La PARTICIPACIÓN ITALIANA

La ayuda desde Roma al bando nacional, fue desde un principio más amplia que la de Hitler, aunque de menos calidad, diríamos, en tér­minos de eficacia y eficiencia, y con inferior resonancia en el ámbito internacional.

La aviación fue inicialmente el aporte estrella, con aerona­ves Capronis y Savoias, llegadas por la ruta Cerdeña-Baleares y que actuaron en casi todos los combates, desde Mérida y Tole­do —cuando apoyaron el avance del ejército de África hacia Madrid en los meses de agosto a octubre de 1936—, hasta fe­brero de 1939, en la última campaña de Cataluña.

La aviación italiana intervino igualmente en el Norte desde finales de agos­to de 1936, con el uniforme de la Legión Extranjera, para evitar posibles complicaciones de vigilancia internacional de la guerra. La importancia de to­das las acciones llevabas a cabo, queda reflejada en el hecho de que de 163 pi­lotos de guerra aprisionados por las fuerzas afectas a la Repú­blica en los primeros doce meses de guerra, el 60 por ciento fueron italianos, un 30 por ciento alemanes y sólo un 10 por ciento españoles.

Siguiendo las mismas líneas que en la Alemania nazi, en Italia, y adscrito al Ministerio de Asuntos Exteriores, se creó un «Ufficio Spagna», dirigido por el Signor Pietromarchi; y con finalidades análogas a las de la HISMA alemana, funcionó la Sociedad Anónima Financiera Nacional Italiana (SAFNI).
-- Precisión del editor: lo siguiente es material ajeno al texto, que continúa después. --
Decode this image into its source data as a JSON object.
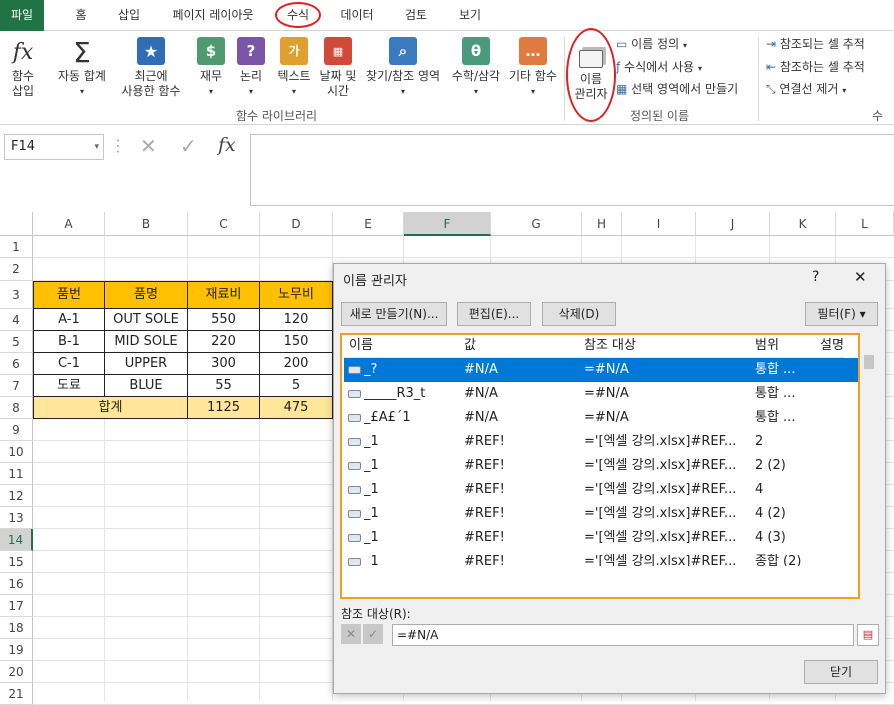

Italia aportó un crecido volumen de equipo y de hombres. Entre diciembre de 1936 y abril de 1937, la flota de ese país —según la información que nos parece más fidedigna, la reco­gida por G. Jackson en su obra La República Española y la Guerra Civil— transportó a España un total de 100.000 solda­dos de refresco, de los cuales unos 70.000 italianos, y los res­tantes, 30.000 marroquíes, procedentes de el rey y del Protectorado francés.

Según Nenni, en España lucharon 120.000 soldados italianos y el testimonio de Mussolini a Chamberlain en Múnich (septiembre de 1938) fue bien expresivo: «Me dijo —refirió después el premier británico— que estaba harto de Es­paña, donde había perdido 50.000 hombres entre muer­tos y heridos.» Los diversos cementerios italianos en suelo hispano (Puerto del Escudo, en Santander, ciudad de Zara­goza, etc.) son hoy testimo­nio de que por lo menos en parte, eso fue verdad.

Las tropas voluntarias italianas a España llegaron encuadradas en cuatro divisiones regulares, con su propia organización, y con el claro propósito de Mussolini de que actuara como unidades completas bajo mando exclusivamente italiano. Y así sucedió tras la frustrada proposición alemana -subrepticiamente combatida por los italianos para evitar la hegemonía germana— de que Franco convirtiese su Estado Mayor en un EM combinado, con la presencia de cinco oficiales ale­manes y cinco italianos.

Más concretamente, en la guerra espa­ñola, los italianos formaron unidades completas bajo el mando exclusivo de sus propios generales (Roatta, Bastico y Gambara, sucesivamente). En Baleares, Málaga, Guadalajara, en el Norte, y ya al final en Cataluña, el cuerpo expedicionario fascista se desenvolvió con fluctuante fortuna y valor; pero casi siempre representó, por su superior armamento, una ayuda fundamen­tal dentro del conglomerado de las tropas encabezadas por Franco.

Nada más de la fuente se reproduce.